—Los obuses nos barrían materialmente. Filas enteras caían y los cadáveres se amontonaban delante de nosotros, cerrándonos el paso. Nuestros pies chapoteaban sangre. Pero avanzábamos siempre, y en cuanto nos pusimos en contacto con los «boches», nuestras bayonetas hicieron una carnicería espantosa: cortaban, rajaban, se hundían en el vientre de aquellos cochinos...

—¡Nom de Dieu! ¡Monsieur Pierre, me ha hecho usted daño!—exclamó monsieur Despretis, abriendo los brazos y echándose hacia atrás vivamente.

Monsieur Pierre retrocedió asustado y contempló con espanto una gotita de sangre en las cándidas mejillas de monsieur Despretis. Se puso pálido y balbució algunas palabras incoherentes.

¿Por qué se turba y empalidece aquel héroe á la vista de una gotita de sangre cuando tanta había visto verterse y él mismo había derramado? ¡Ah!
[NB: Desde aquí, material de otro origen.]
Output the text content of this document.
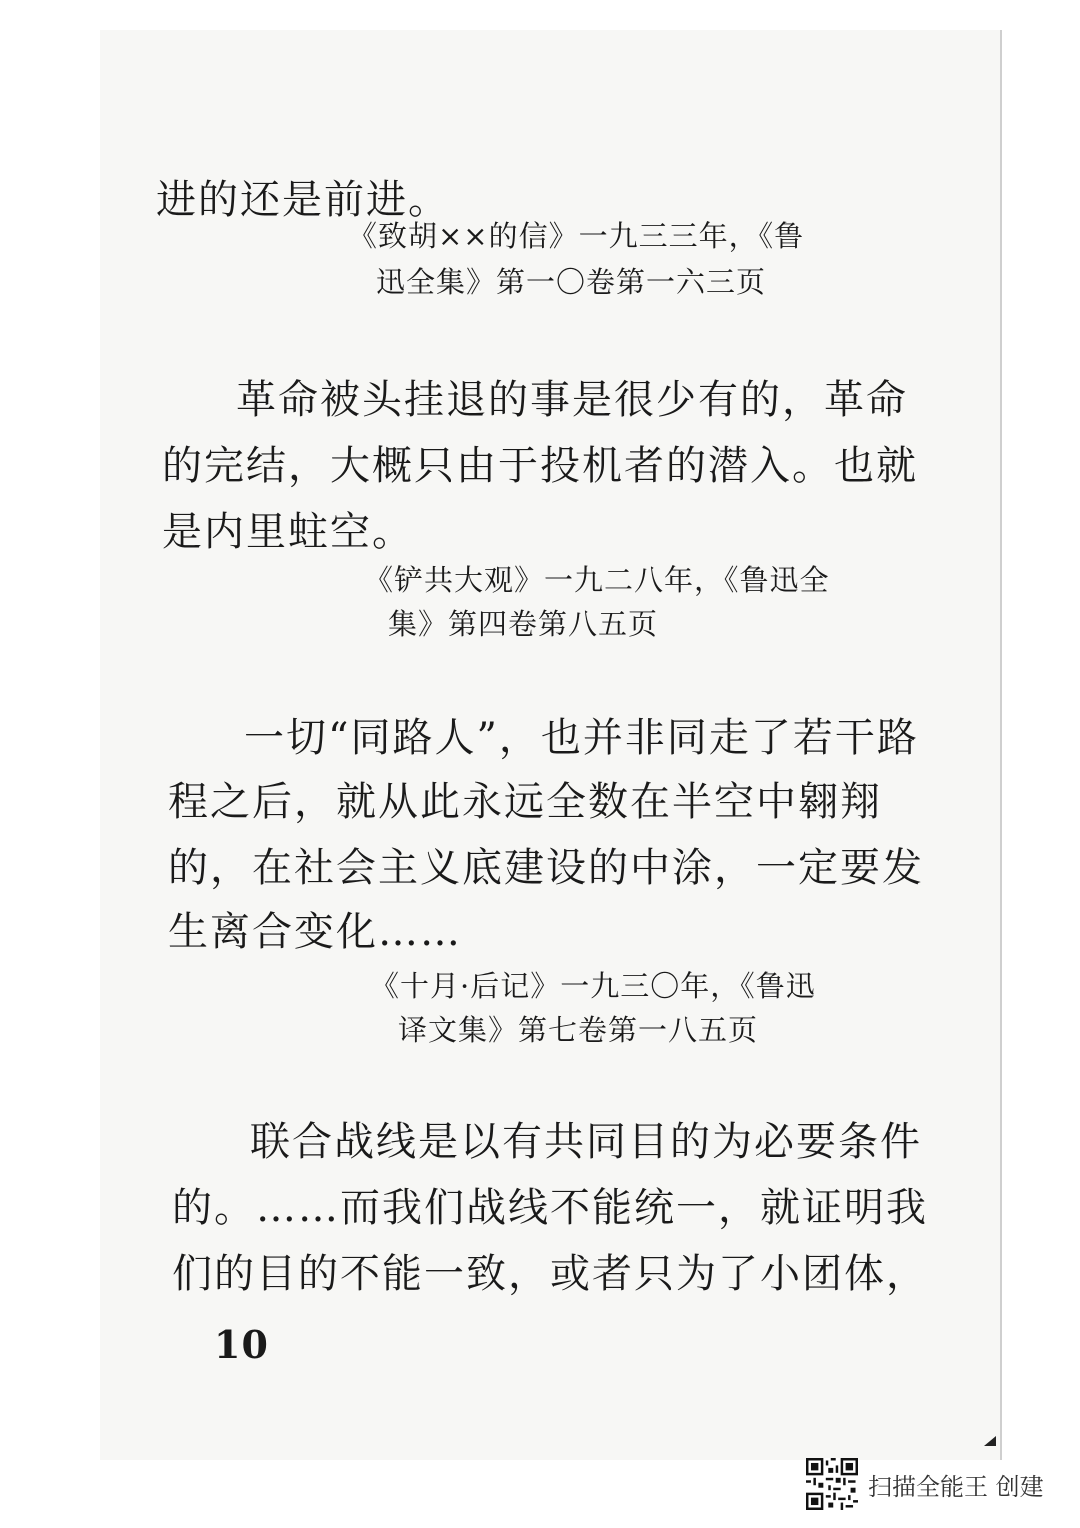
进的还是前进。

《致胡××的信》一九三三年，《鲁

迅全集》第一〇卷第一六三页

革命被头挂退的事是很少有的，革命

的完结，大概只由于投机者的潜入。也就

是内里蛀空。

《铲共大观》一九二八年，《鲁迅全

集》第四卷第八五页

一切“同路人”，也并非同走了若干路

程之后，就从此永远全数在半空中翱翔

的，在社会主义底建设的中涂，一定要发

生离合变化……

《十月·后记》一九三〇年，《鲁迅

译文集》第七卷第一八五页

联合战线是以有共同目的为必要条件

的。……而我们战线不能统一，就证明我

们的目的不能一致，或者只为了小团体，

10

扫描全能王 创建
Porque aquella gotita no brotaba de ninguna entraña palpitante, sino que corría de su bolsillo.

Ahora no puedo menos de preguntarme: ¿Este espíritu de economía es una virtud? Sería profanar tal nombre el llamarlo así. Cuando un hombre se priva de algún goce con el fin de atender á la necesidad de sus semejantes á ese hombre le diputamos por virtuoso. Pero si separa parte de lo que gana para proporcionarse más placeres en lo porvenir le llamamos interesado.

Es un error profundo el tomar exageradas precauciones en la vida. Una rabotada del Destino las echa á rodar en un instante. Cuando aquél llama con siniestros golpes á nuestra puerta de poco nos valen nuestros cuartos de baño y nuestro chocolate. Una pequeña dosis de fe y de energía nos será de mayor utilidad.

Tal ha sucedido con la nación francesa. El golpe ha sido rudo porque ruda había sido la infracción. Pero el genio francés no había naufragado todavía: extravió el rumbo, pero no se fué á pique. Sintióse aturdido unos instantes, pero inmediatamente reaccionó vivo y poderoso. Cien generaciones de héroes no pueden engendrar una de cobardes. Hijos son estos soldados de aquellos otros intrépidos, generosos, que pasearon sus gloriosas armas por todas las ciudades de Europa sin saquear sus palacios, sin beberse el vino de sus bodegas, robando solamente algún beso á las lindas muchachas que cruzaban por la calle.

Ahora se habrán convencido de que hacer muchos cálculos es bueno; pero es mejor no hacer ninguno. Llenar el bolsillo es extremadamente útil; pero es más útil llenar el corazón. Vivir con sobriedad y mesura, no complicar la vida, hacerla fácil para todos, rendir, sobre todo, culto al amor en todos los momentos y en todos los lugares. Este es el secreto de la dicha de los individuos y de la grandeza de las naciones. Si nadamos sobre la ola de la ley moral ella nos conducirá suavemente á puerto seguro.